Dataset Preparation: The dataset, sourced from Kaggle, consists of 50,000 rows of text data labeled with positive, negative, or neutral sentiments toward veganism. Preprocessing involves standardizing the input by converting text to lowercase and removing punctuation or non-alphabetic characters. To enhance the model’s generalization capabilities, 10% of sentiment labels are modified to simulate noise. Text data is then transformed into numerical features using TF-IDF vectorization with n-grams (1-2) and a feature limit of 5,000 to capture key patterns and phrases.

Model Architecture: The proposed system architecture integrates multiple components to process and analyze sentiment data effectively.

Feature Extraction: To optimize text data for machine learning, TF-IDF vectorization is applied. This method transforms text data into numerical features using Term Frequency-Inverse Document Frequency (TF-IDF) with n-grams (1-2) and a maximum of 5,000 to 6,000 features, capturing nuanced patterns and phrases to enhance the model's ability to differentiate sentiment classes effectively.

Model Implementation and Training: Three machine learning models are implemented and trained: Support Vector Classification (SVC) for its precise boundary definition, Logistic Regression as a baseline model for its interpretability, and K-Nearest Neighbors (KNN) for its similarity-based classification to capture sentiment trends in context.

Training and Validation: The dataset is split into training (80%) and validation (20%) sets. k-Fold Cross-Validation is utilized to enhance model generalization and monitor for overfitting. Performance metrics such as accuracy, precision, recall, and F1 score are tracked to optimize model performance.

Model Evaluation: Overall accuracy is measured to understand the proportion of correct predictions across all sentiment classes. A detailed classification report is generated to review precision, recall, and F1-score for each class (positive, negative, neutral), providing insights into the model’s performance on individual sentiments. The weighted F1 score is calculated to balance precision and recall, especially useful for assessing performance across imbalanced sentiment classes. The confusion matrix is analyzed to observe the distribution of true positives, true negatives, false positives, and false negatives, helping identify patterns in misclassification and areas where the model may need refinement.

Deployment Strategy: The model is deployed on a cloud platform to provide scalable, remote access for social justice organizations and researchers.

Training and Support: User training materials are developed to help users effectively monitor and analyze public opinion. Ongoing technical support is offered to ensure effective implementation and troubleshooting.

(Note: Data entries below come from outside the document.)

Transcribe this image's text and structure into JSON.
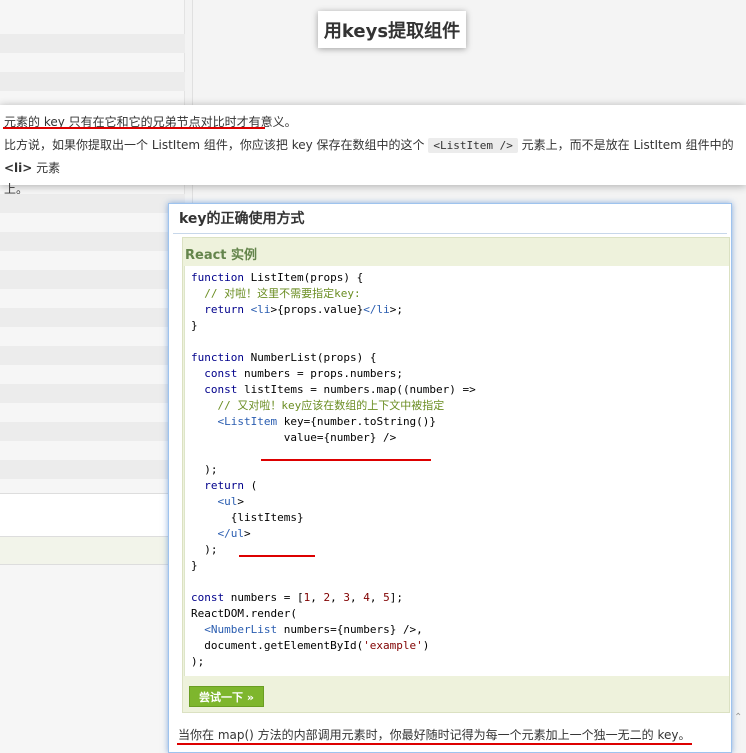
{
  "page": {
    "title": "用keys提取组件"
  },
  "intro": {
    "line1": "元素的 key 只有在它和它的兄弟节点对比时才有意义。",
    "line2_a": "比方说，如果你提取出一个 ListItem 组件，你应该把 key 保存在数组中的这个 ",
    "line2_code": "<ListItem />",
    "line2_b": " 元素上，而不是放在 ListItem 组件中的 ",
    "line2_bold": "<li>",
    "line2_c": " 元素",
    "line3": "上。"
  },
  "card": {
    "title": "key的正确使用方式",
    "example_label": "React 实例",
    "try_button": "尝试一下 »",
    "bottom_text": "当你在 map() 方法的内部调用元素时，你最好随时记得为每一个元素加上一个独一无二的 key。"
  },
  "code": [
    "function ListItem(props) {",
    "  // 对啦！这里不需要指定key:",
    "  return <li>{props.value}</li>;",
    "}",
    "",
    "function NumberList(props) {",
    "  const numbers = props.numbers;",
    "  const listItems = numbers.map((number) =>",
    "    // 又对啦！key应该在数组的上下文中被指定",
    "    <ListItem key={number.toString()}",
    "              value={number} />",
    "",
    "  );",
    "  return (",
    "    <ul>",
    "      {listItems}",
    "    </ul>",
    "  );",
    "}",
    "",
    "const numbers = [1, 2, 3, 4, 5];",
    "ReactDOM.render(",
    "  <NumberList numbers={numbers} />,",
    "  document.getElementById('example')",
    ");"
  ],
  "colors": {
    "accent_green": "#7eb62d",
    "label_green": "#64854c",
    "underline_red": "#dd0000",
    "card_border": "#9ec3ee"
  }
}
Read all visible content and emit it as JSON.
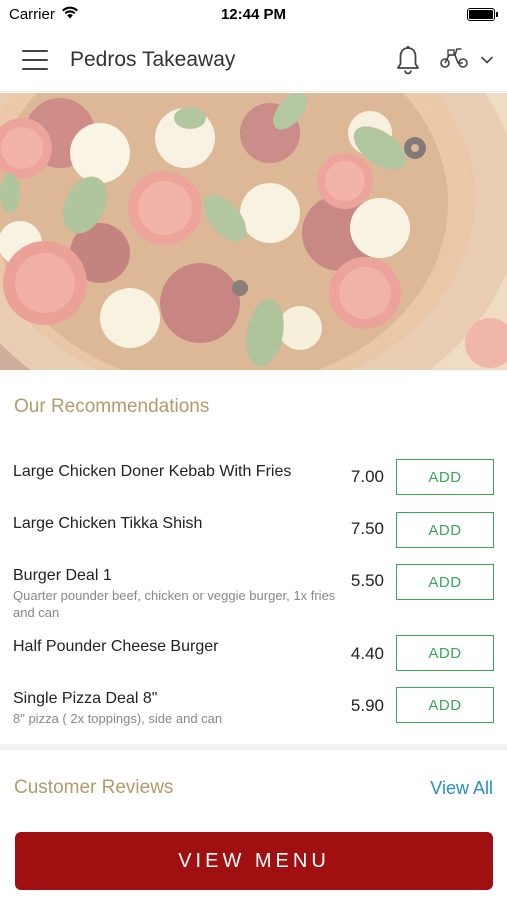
{
  "status_bar": {
    "carrier": "Carrier",
    "time": "12:44 PM"
  },
  "header": {
    "title": "Pedros Takeaway",
    "icons": [
      "menu-icon",
      "bell-icon",
      "scooter-icon",
      "chevron-down-icon"
    ]
  },
  "recommendations": {
    "title": "Our Recommendations",
    "items": [
      {
        "name": "Large Chicken Doner Kebab With Fries",
        "description": "",
        "price": "7.00",
        "add_label": "ADD"
      },
      {
        "name": "Large Chicken Tikka Shish",
        "description": "",
        "price": "7.50",
        "add_label": "ADD"
      },
      {
        "name": "Burger Deal 1",
        "description": "Quarter pounder beef, chicken or veggie burger, 1x fries and can",
        "price": "5.50",
        "add_label": "ADD"
      },
      {
        "name": "Half Pounder Cheese Burger",
        "description": "",
        "price": "4.40",
        "add_label": "ADD"
      },
      {
        "name": "Single Pizza Deal 8\"",
        "description": "8\" pizza ( 2x toppings),  side and can",
        "price": "5.90",
        "add_label": "ADD"
      }
    ]
  },
  "reviews": {
    "title": "Customer Reviews",
    "view_all_label": "View All"
  },
  "footer": {
    "view_menu_label": "VIEW MENU"
  },
  "colors": {
    "accent_gold": "#b39a6c",
    "add_green": "#3aa757",
    "link_blue": "#2a8fc4",
    "primary_red": "#a01010"
  }
}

Feedback Loop: A user feedback mechanism is established for continuous improvement based on user feedback. The model is regularly updated with new data to maintain accuracy and relevance.

Diagram for data flow diagram of methodology:

Dataset Collection

The research starts with gathering a comprehensive dataset of 50,000 text samples related to veganism. This dataset is categorized into three sentiment classes: positive, negative, and neutral. Sourced from Kaggle, it includes data from various online platforms, including social media, ensuring it reflects real-world sentiments and opinions about veganism.

Data Preprocessing

To enhance the model's performance and ensure consistency in the input data, extensive preprocessing is conducted. This includes:

Text Cleaning: Converting all text to lowercase and removing non-alphabetic characters using regular expressions.

Noise Simulation: Introducing noise by randomly altering 5-10% of sentiment labels to reduce predictability and improve generalization.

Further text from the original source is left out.